NOV-10-2011 August 20, 2011 10-18-2011

Once you have that corpus text written out, here's the regex:

[A-Z]{3}-[0-9]{2}-[0-9]{4}
[A-Za-z]+? [0-9]{2}, [0-9]{2,4}?
[0-9]{2}-[0-9]{2}-[0-9]{2,4}?

I'm using three new kinds of syntax that all do the same thing:

The way to explain "non-greedy" is simply that most regex engines try to match repetition to the biggest part of the corpus text possible. If you run into situations where you're matching too much with repetition, then you can use ? to tell it to match the smallest repetition possible.
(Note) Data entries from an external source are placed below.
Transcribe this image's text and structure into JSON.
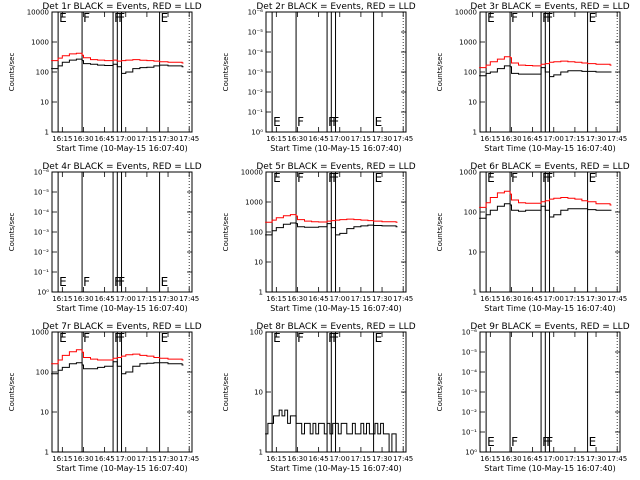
{
  "chart_data": [
    {
      "type": "line",
      "title": "Det 1r BLACK = Events, RED = LLD",
      "xlabel": "Start Time (10-May-15 16:07:40)",
      "ylabel": "Counts/sec",
      "scale": "log",
      "ylim": [
        1,
        10000
      ],
      "y_ticks": [
        "1",
        "10",
        "100",
        "1000",
        "10000"
      ],
      "x_ticks": [
        "16:15",
        "16:30",
        "16:45",
        "17:00",
        "17:15",
        "17:30",
        "17:45"
      ],
      "event_lines": [
        {
          "t": "16:12",
          "label": "E"
        },
        {
          "t": "16:29",
          "label": "F"
        },
        {
          "t": "16:51",
          "label": "F"
        },
        {
          "t": "16:54",
          "label": "F"
        },
        {
          "t": "16:57",
          "label": ""
        },
        {
          "t": "17:24",
          "label": "E"
        }
      ],
      "series": [
        {
          "color": "#000000",
          "x": [
            "16:07",
            "16:12",
            "16:15",
            "16:20",
            "16:25",
            "16:29",
            "16:30",
            "16:35",
            "16:40",
            "16:45",
            "16:51",
            "16:54",
            "16:57",
            "17:00",
            "17:05",
            "17:10",
            "17:15",
            "17:20",
            "17:24",
            "17:30",
            "17:40"
          ],
          "values": [
            130,
            160,
            210,
            250,
            270,
            240,
            190,
            180,
            170,
            165,
            180,
            150,
            90,
            100,
            130,
            140,
            145,
            160,
            170,
            160,
            150
          ]
        },
        {
          "color": "#ff0000",
          "x": [
            "16:07",
            "16:12",
            "16:15",
            "16:20",
            "16:25",
            "16:29",
            "16:30",
            "16:35",
            "16:40",
            "16:45",
            "16:51",
            "16:54",
            "16:57",
            "17:00",
            "17:05",
            "17:10",
            "17:15",
            "17:20",
            "17:24",
            "17:30",
            "17:40"
          ],
          "values": [
            240,
            290,
            350,
            400,
            420,
            360,
            300,
            260,
            250,
            240,
            250,
            230,
            240,
            250,
            260,
            245,
            240,
            230,
            220,
            210,
            200
          ]
        }
      ]
    },
    {
      "type": "line",
      "title": "Det 2r BLACK = Events, RED = LLD",
      "xlabel": "Start Time (10-May-15 16:07:40)",
      "ylabel": "Counts/sec",
      "scale": "log",
      "y_ticks": [
        "10⁰",
        "10⁻¹",
        "10⁻²",
        "10⁻³",
        "10⁻⁴",
        "10⁻⁵",
        "10⁻⁶"
      ],
      "x_ticks": [
        "16:15",
        "16:30",
        "16:45",
        "17:00",
        "17:15",
        "17:30",
        "17:45"
      ],
      "event_lines": [
        {
          "t": "16:12",
          "label": "E"
        },
        {
          "t": "16:29",
          "label": "F"
        },
        {
          "t": "16:51",
          "label": "F"
        },
        {
          "t": "16:54",
          "label": "F"
        },
        {
          "t": "16:57",
          "label": ""
        },
        {
          "t": "17:24",
          "label": "E"
        }
      ],
      "series": []
    },
    {
      "type": "line",
      "title": "Det 3r BLACK = Events, RED = LLD",
      "xlabel": "Start Time (10-May-15 16:07:40)",
      "ylabel": "Counts/sec",
      "scale": "log",
      "ylim": [
        1,
        10000
      ],
      "y_ticks": [
        "1",
        "10",
        "100",
        "1000",
        "10000"
      ],
      "x_ticks": [
        "16:15",
        "16:30",
        "16:45",
        "17:00",
        "17:15",
        "17:30",
        "17:45"
      ],
      "event_lines": [
        {
          "t": "16:12",
          "label": "E"
        },
        {
          "t": "16:29",
          "label": "F"
        },
        {
          "t": "16:51",
          "label": "F"
        },
        {
          "t": "16:54",
          "label": "F"
        },
        {
          "t": "16:57",
          "label": ""
        },
        {
          "t": "17:24",
          "label": "E"
        }
      ],
      "series": [
        {
          "color": "#000000",
          "x": [
            "16:07",
            "16:12",
            "16:15",
            "16:20",
            "16:25",
            "16:29",
            "16:30",
            "16:35",
            "16:40",
            "16:45",
            "16:51",
            "16:54",
            "16:57",
            "17:00",
            "17:05",
            "17:10",
            "17:15",
            "17:20",
            "17:24",
            "17:30",
            "17:40"
          ],
          "values": [
            75,
            90,
            100,
            130,
            160,
            150,
            90,
            85,
            85,
            85,
            140,
            100,
            70,
            80,
            100,
            110,
            110,
            105,
            105,
            100,
            100
          ]
        },
        {
          "color": "#ff0000",
          "x": [
            "16:07",
            "16:12",
            "16:15",
            "16:20",
            "16:25",
            "16:29",
            "16:30",
            "16:35",
            "16:40",
            "16:45",
            "16:51",
            "16:54",
            "16:57",
            "17:00",
            "17:05",
            "17:10",
            "17:15",
            "17:20",
            "17:24",
            "17:30",
            "17:40"
          ],
          "values": [
            140,
            170,
            220,
            270,
            320,
            300,
            200,
            170,
            165,
            160,
            180,
            190,
            210,
            220,
            230,
            220,
            210,
            200,
            190,
            180,
            170
          ]
        }
      ]
    },
    {
      "type": "line",
      "title": "Det 4r BLACK = Events, RED = LLD",
      "xlabel": "Start Time (10-May-15 16:07:40)",
      "ylabel": "Counts/sec",
      "scale": "log",
      "y_ticks": [
        "10⁰",
        "10⁻¹",
        "10⁻²",
        "10⁻³",
        "10⁻⁴",
        "10⁻⁵",
        "10⁻⁶"
      ],
      "x_ticks": [
        "16:15",
        "16:30",
        "16:45",
        "17:00",
        "17:15",
        "17:30",
        "17:45"
      ],
      "event_lines": [
        {
          "t": "16:12",
          "label": "E"
        },
        {
          "t": "16:29",
          "label": "F"
        },
        {
          "t": "16:51",
          "label": "F"
        },
        {
          "t": "16:54",
          "label": "F"
        },
        {
          "t": "16:57",
          "label": ""
        },
        {
          "t": "17:24",
          "label": "E"
        }
      ],
      "series": []
    },
    {
      "type": "line",
      "title": "Det 5r BLACK = Events, RED = LLD",
      "xlabel": "Start Time (10-May-15 16:07:40)",
      "ylabel": "Counts/sec",
      "scale": "log",
      "ylim": [
        1,
        10000
      ],
      "y_ticks": [
        "1",
        "10",
        "100",
        "1000",
        "10000"
      ],
      "x_ticks": [
        "16:15",
        "16:30",
        "16:45",
        "17:00",
        "17:15",
        "17:30",
        "17:45"
      ],
      "event_lines": [
        {
          "t": "16:12",
          "label": "E"
        },
        {
          "t": "16:29",
          "label": "F"
        },
        {
          "t": "16:51",
          "label": "F"
        },
        {
          "t": "16:54",
          "label": "F"
        },
        {
          "t": "16:57",
          "label": ""
        },
        {
          "t": "17:24",
          "label": "E"
        }
      ],
      "series": [
        {
          "color": "#000000",
          "x": [
            "16:07",
            "16:12",
            "16:15",
            "16:20",
            "16:25",
            "16:29",
            "16:30",
            "16:35",
            "16:40",
            "16:45",
            "16:51",
            "16:54",
            "16:57",
            "17:00",
            "17:05",
            "17:10",
            "17:15",
            "17:20",
            "17:24",
            "17:30",
            "17:40"
          ],
          "values": [
            80,
            110,
            140,
            180,
            200,
            190,
            150,
            145,
            145,
            150,
            190,
            140,
            80,
            90,
            130,
            150,
            160,
            170,
            165,
            160,
            150
          ]
        },
        {
          "color": "#ff0000",
          "x": [
            "16:07",
            "16:12",
            "16:15",
            "16:20",
            "16:25",
            "16:29",
            "16:30",
            "16:35",
            "16:40",
            "16:45",
            "16:51",
            "16:54",
            "16:57",
            "17:00",
            "17:05",
            "17:10",
            "17:15",
            "17:20",
            "17:24",
            "17:30",
            "17:40"
          ],
          "values": [
            210,
            250,
            300,
            350,
            380,
            340,
            260,
            230,
            220,
            215,
            230,
            240,
            250,
            260,
            270,
            260,
            250,
            240,
            230,
            220,
            210
          ]
        }
      ]
    },
    {
      "type": "line",
      "title": "Det 6r BLACK = Events, RED = LLD",
      "xlabel": "Start Time (10-May-15 16:07:40)",
      "ylabel": "Counts/sec",
      "scale": "log",
      "ylim": [
        1,
        1000
      ],
      "y_ticks": [
        "1",
        "10",
        "100",
        "1000"
      ],
      "x_ticks": [
        "16:15",
        "16:30",
        "16:45",
        "17:00",
        "17:15",
        "17:30",
        "17:45"
      ],
      "event_lines": [
        {
          "t": "16:12",
          "label": "E"
        },
        {
          "t": "16:29",
          "label": "F"
        },
        {
          "t": "16:51",
          "label": "F"
        },
        {
          "t": "16:54",
          "label": "F"
        },
        {
          "t": "16:57",
          "label": ""
        },
        {
          "t": "17:24",
          "label": "E"
        }
      ],
      "series": [
        {
          "color": "#000000",
          "x": [
            "16:07",
            "16:12",
            "16:15",
            "16:20",
            "16:25",
            "16:29",
            "16:30",
            "16:35",
            "16:40",
            "16:45",
            "16:51",
            "16:54",
            "16:57",
            "17:00",
            "17:05",
            "17:10",
            "17:15",
            "17:20",
            "17:24",
            "17:30",
            "17:40"
          ],
          "values": [
            70,
            85,
            110,
            140,
            160,
            150,
            110,
            105,
            110,
            110,
            140,
            110,
            75,
            85,
            110,
            120,
            120,
            120,
            115,
            110,
            110
          ]
        },
        {
          "color": "#ff0000",
          "x": [
            "16:07",
            "16:12",
            "16:15",
            "16:20",
            "16:25",
            "16:29",
            "16:30",
            "16:35",
            "16:40",
            "16:45",
            "16:51",
            "16:54",
            "16:57",
            "17:00",
            "17:05",
            "17:10",
            "17:15",
            "17:20",
            "17:24",
            "17:30",
            "17:40"
          ],
          "values": [
            130,
            170,
            230,
            300,
            330,
            280,
            200,
            170,
            165,
            165,
            180,
            190,
            210,
            220,
            230,
            220,
            210,
            190,
            180,
            160,
            150
          ]
        }
      ]
    },
    {
      "type": "line",
      "title": "Det 7r BLACK = Events, RED = LLD",
      "xlabel": "Start Time (10-May-15 16:07:40)",
      "ylabel": "Counts/sec",
      "scale": "log",
      "ylim": [
        1,
        1000
      ],
      "y_ticks": [
        "1",
        "10",
        "100",
        "1000"
      ],
      "x_ticks": [
        "16:15",
        "16:30",
        "16:45",
        "17:00",
        "17:15",
        "17:30",
        "17:45"
      ],
      "event_lines": [
        {
          "t": "16:12",
          "label": "E"
        },
        {
          "t": "16:29",
          "label": "F"
        },
        {
          "t": "16:51",
          "label": "F"
        },
        {
          "t": "16:54",
          "label": "F"
        },
        {
          "t": "16:57",
          "label": ""
        },
        {
          "t": "17:24",
          "label": "E"
        }
      ],
      "series": [
        {
          "color": "#000000",
          "x": [
            "16:07",
            "16:12",
            "16:15",
            "16:20",
            "16:25",
            "16:29",
            "16:30",
            "16:35",
            "16:40",
            "16:45",
            "16:51",
            "16:54",
            "16:57",
            "17:00",
            "17:05",
            "17:10",
            "17:15",
            "17:20",
            "17:24",
            "17:30",
            "17:40"
          ],
          "values": [
            90,
            110,
            130,
            160,
            170,
            150,
            120,
            120,
            130,
            140,
            180,
            140,
            90,
            100,
            140,
            160,
            165,
            170,
            170,
            160,
            150
          ]
        },
        {
          "color": "#ff0000",
          "x": [
            "16:07",
            "16:12",
            "16:15",
            "16:20",
            "16:25",
            "16:29",
            "16:30",
            "16:35",
            "16:40",
            "16:45",
            "16:51",
            "16:54",
            "16:57",
            "17:00",
            "17:05",
            "17:10",
            "17:15",
            "17:20",
            "17:24",
            "17:30",
            "17:40"
          ],
          "values": [
            160,
            200,
            260,
            320,
            360,
            310,
            230,
            210,
            200,
            200,
            220,
            230,
            250,
            270,
            280,
            260,
            250,
            230,
            220,
            210,
            200
          ]
        }
      ]
    },
    {
      "type": "line",
      "title": "Det 8r BLACK = Events, RED = LLD",
      "xlabel": "Start Time (10-May-15 16:07:40)",
      "ylabel": "Counts/sec",
      "scale": "log",
      "ylim": [
        1,
        100
      ],
      "y_ticks": [
        "1",
        "10",
        "100"
      ],
      "x_ticks": [
        "16:15",
        "16:30",
        "16:45",
        "17:00",
        "17:15",
        "17:30",
        "17:45"
      ],
      "event_lines": [
        {
          "t": "16:12",
          "label": "E"
        },
        {
          "t": "16:29",
          "label": "F"
        },
        {
          "t": "16:51",
          "label": "F"
        },
        {
          "t": "16:54",
          "label": "F"
        },
        {
          "t": "16:57",
          "label": ""
        },
        {
          "t": "17:24",
          "label": "E"
        }
      ],
      "series": [
        {
          "color": "#000000",
          "x": [
            "16:07",
            "16:09",
            "16:11",
            "16:13",
            "16:15",
            "16:17",
            "16:19",
            "16:21",
            "16:23",
            "16:25",
            "16:27",
            "16:29",
            "16:31",
            "16:33",
            "16:35",
            "16:37",
            "16:39",
            "16:41",
            "16:43",
            "16:45",
            "16:47",
            "16:49",
            "16:51",
            "16:53",
            "16:55",
            "16:57",
            "16:59",
            "17:01",
            "17:03",
            "17:05",
            "17:07",
            "17:09",
            "17:11",
            "17:13",
            "17:15",
            "17:17",
            "17:19",
            "17:21",
            "17:23",
            "17:25",
            "17:27",
            "17:29",
            "17:31",
            "17:33",
            "17:35",
            "17:37",
            "17:39",
            "17:40"
          ],
          "values": [
            2,
            3,
            3,
            4,
            4,
            5,
            4,
            5,
            3,
            4,
            4,
            3,
            3,
            2,
            3,
            3,
            2,
            3,
            2,
            3,
            3,
            2,
            3,
            2,
            3,
            3,
            2,
            3,
            3,
            2,
            2,
            3,
            2,
            2,
            3,
            2,
            3,
            2,
            2,
            3,
            2,
            3,
            2,
            2,
            1,
            2,
            2,
            1
          ]
        }
      ]
    },
    {
      "type": "line",
      "title": "Det 9r BLACK = Events, RED = LLD",
      "xlabel": "Start Time (10-May-15 16:07:40)",
      "ylabel": "Counts/sec",
      "scale": "log",
      "y_ticks": [
        "10⁰",
        "10⁻¹",
        "10⁻²",
        "10⁻³",
        "10⁻⁴",
        "10⁻⁵",
        "10⁻⁶"
      ],
      "x_ticks": [
        "16:15",
        "16:30",
        "16:45",
        "17:00",
        "17:15",
        "17:30",
        "17:45"
      ],
      "event_lines": [
        {
          "t": "16:12",
          "label": "E"
        },
        {
          "t": "16:29",
          "label": "F"
        },
        {
          "t": "16:51",
          "label": "F"
        },
        {
          "t": "16:54",
          "label": "F"
        },
        {
          "t": "16:57",
          "label": ""
        },
        {
          "t": "17:24",
          "label": "E"
        }
      ],
      "series": []
    }
  ]
}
I can then break down each of the symbols I used in this regex file:

ex10.regex:1
In this regex I use {X} to limit the month to 3 characters ([A-Z]{3}), the day to 2 digits ([0-9]{2}), and the year to 4 digits ([0-9]{4}).
ex10.regex:2
This one I'm using the +? to match as many characters for the month as possible, but to make it the smallest match possible. Remember the ? after the + does this. I also use {2,4}? at the end to match 2 to 4 characters for the year, but the ? will make it match the smallest.
ex10.regex:3
Finally I'm mixing these up to match 2 or 4 elements of the date.

What You Should See

When you run this it should match each of the dates correctly:

That file doesn't exist.
> [A-Z]{3}-[0-9]{2}-[0-9]{4}
Input file is empty. Use !load to load something.
> [A-Za-z]+? [0-9]{2}, [0-9]{2,4}?
Input file is empty. Use !load to load something.
> [0-9]{2}-[0-9]{2}-[0-9]{2,4}?
Input file is empty. Use !load to load something.
>

Extra Credit

  • Write each of these out in verbose form and make sure you get the comments after each part.
  • Write out some index cards with all of the symbols you've learned so far, including these new ones. On the front write the symbol/expression, and on the back write the phrase for it. For example, looking at the list at the beginning of this exercise, I'd put [] on one side, and "char set" on the other side.
  • Drill with these cards for 15 minutes before you go to bed. Put the ones you keep getting wrong into a separate pile. The next day, take breaks while you work and drill the ones you keep getting wrong only. Repeat this until you get all of them correct. Doing this before you go to bed will make your brain try to figure it out while you sleep. Drilling the ones you don't know will efficiently train you in what you don't know.

Portability Notes

Some regex engines do not have the {X,Y} or {X} syntax. Other regex engines that have it become horribly slow when you give exact matching counts. I've found that it's best to just not use this syntax unless you absolutely need to, and instead to your data validation in your software after matching.